Christopher J Burgess ^1 2, Rebecca Jackson ³, Iain Chalmers ⁴, Richard K Russell ², Richard Hansen ⁵, Gregor Scott ⁵, Paul Henderson ^1 2, David C Wilson ^1 2

Author information

¹Child Life and Health, University of Edinburgh, Edinburgh, UK.

²Department of Paediatric Gastroenterology and Nutrition, Royal Hospital for Children and Young People, Edinburgh, UK.

³Department of Paediatric Gastroenterology and Nutrition, Royal Hospital for Children, Glasgow, UK.

⁴Department of Paediatric Gastroenterology, Royal Aberdeen Children's Hospital, Aberdeen, UK.

⁵Department of Paediatric Gastroenterology, Royal Hospital for Children, Glasgow, UK.

Abstract

Background: The use of biologics in paediatric-onset inflammatory bowel disease (PIBD) is rapidly changing.

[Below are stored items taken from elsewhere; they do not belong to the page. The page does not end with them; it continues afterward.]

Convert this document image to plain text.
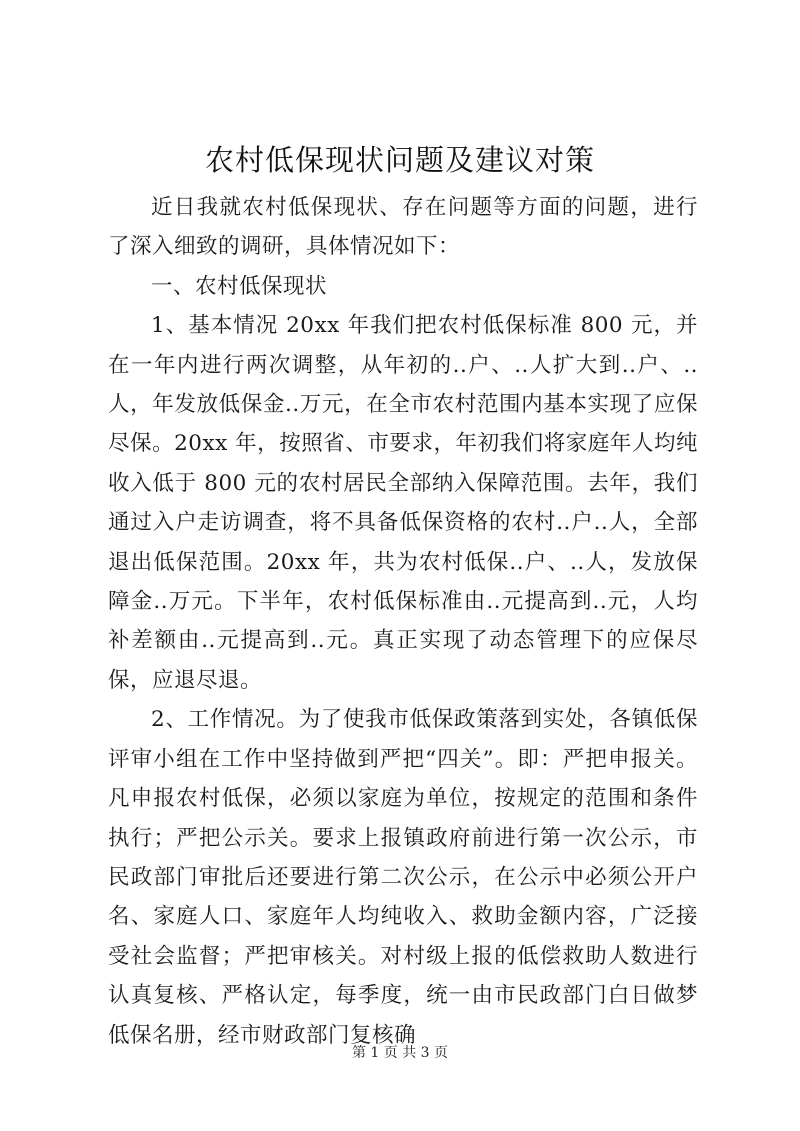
农村低保现状问题及建议对策

近日我就农村低保现状、存在问题等方面的问题，进行了深入细致的调研，具体情况如下：

一、农村低保现状

1、基本情况 20xx 年我们把农村低保标准 800 元，并在一年内进行两次调整，从年初的..户、..人扩大到..户、..人，年发放低保金..万元，在全市农村范围内基本实现了应保尽保。20xx 年，按照省、市要求，年初我们将家庭年人均纯收入低于 800 元的农村居民全部纳入保障范围。去年，我们通过入户走访调查，将不具备低保资格的农村..户..人，全部退出低保范围。20xx 年，共为农村低保..户、..人，发放保障金..万元。下半年，农村低保标准由..元提高到..元，人均补差额由..元提高到..元。真正实现了动态管理下的应保尽保，应退尽退。

2、工作情况。为了使我市低保政策落到实处，各镇低保评审小组在工作中坚持做到严把“四关”。即：严把申报关。凡申报农村低保，必须以家庭为单位，按规定的范围和条件执行；严把公示关。要求上报镇政府前进行第一次公示，市民政部门审批后还要进行第二次公示，在公示中必须公开户名、家庭人口、家庭年人均纯收入、救助金额内容，广泛接受社会监督；严把审核关。对村级上报的低偿救助人数进行认真复核、严格认定，每季度，统一由市民政部门白日做梦低保名册，经市财政部门复核确

第 1 页 共 3 页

Aims: To identify the incidence and prevalence of biologic use within Scottish PIBD services, and to describe patient demographics and outcomes for those patients who required escalation of therapy beyond anti-tumour necrosis factor alpha (anti-TNFα) agents METHODS: We captured a nationwide cohort of prospectively identified patients less than 18 years of age with PIBD (A1 phenotype; diagnosed <17 years of age) within paediatric services over a 4.5-year period (1 January 2015-30 June 2019). All patients who received infliximab, adalimumab, vedolizumab or ustekinumab during the study period and/or received their first dose of these biologics were audited retrospectively.

Results: Scotland-wide PIBD-prevalence cases increased from 554 to 644 over the study period. A total of 495 incident new-start biological therapies were commenced on 403 PIBD patients: 295 infliximab (60%), 161 adalimumab (32%), 24 vedolizumab (5%) and 15 ustekunumab (3%). The proportion of new-start biologics changed with infliximab initiation rates decreasing (87%-54%) while adalimumab (13%-31%), vedolizumab (0%-9%) and ustekinumab (0%-6%) all increased. The incidence rate (first dose of new biologic not including biosimilar switch) increased from 6.9% to 8.1% over the study period and point prevalence rates (any biologic use) increased from 20.2% to 43.5% - an average annual percentage increase of 20%. Biosimilar penetration of new-start anti-TNFα agents increased from 3% to 91%. Demographics and outcomes of those patients receiving vedolizumab and ustekinumab were similar.

Conclusions: Complete accrual of Scottish nationwide biologic usage within paediatric services demonstrates a rapidly changing, inexorably increasing PIBD biologics landscape.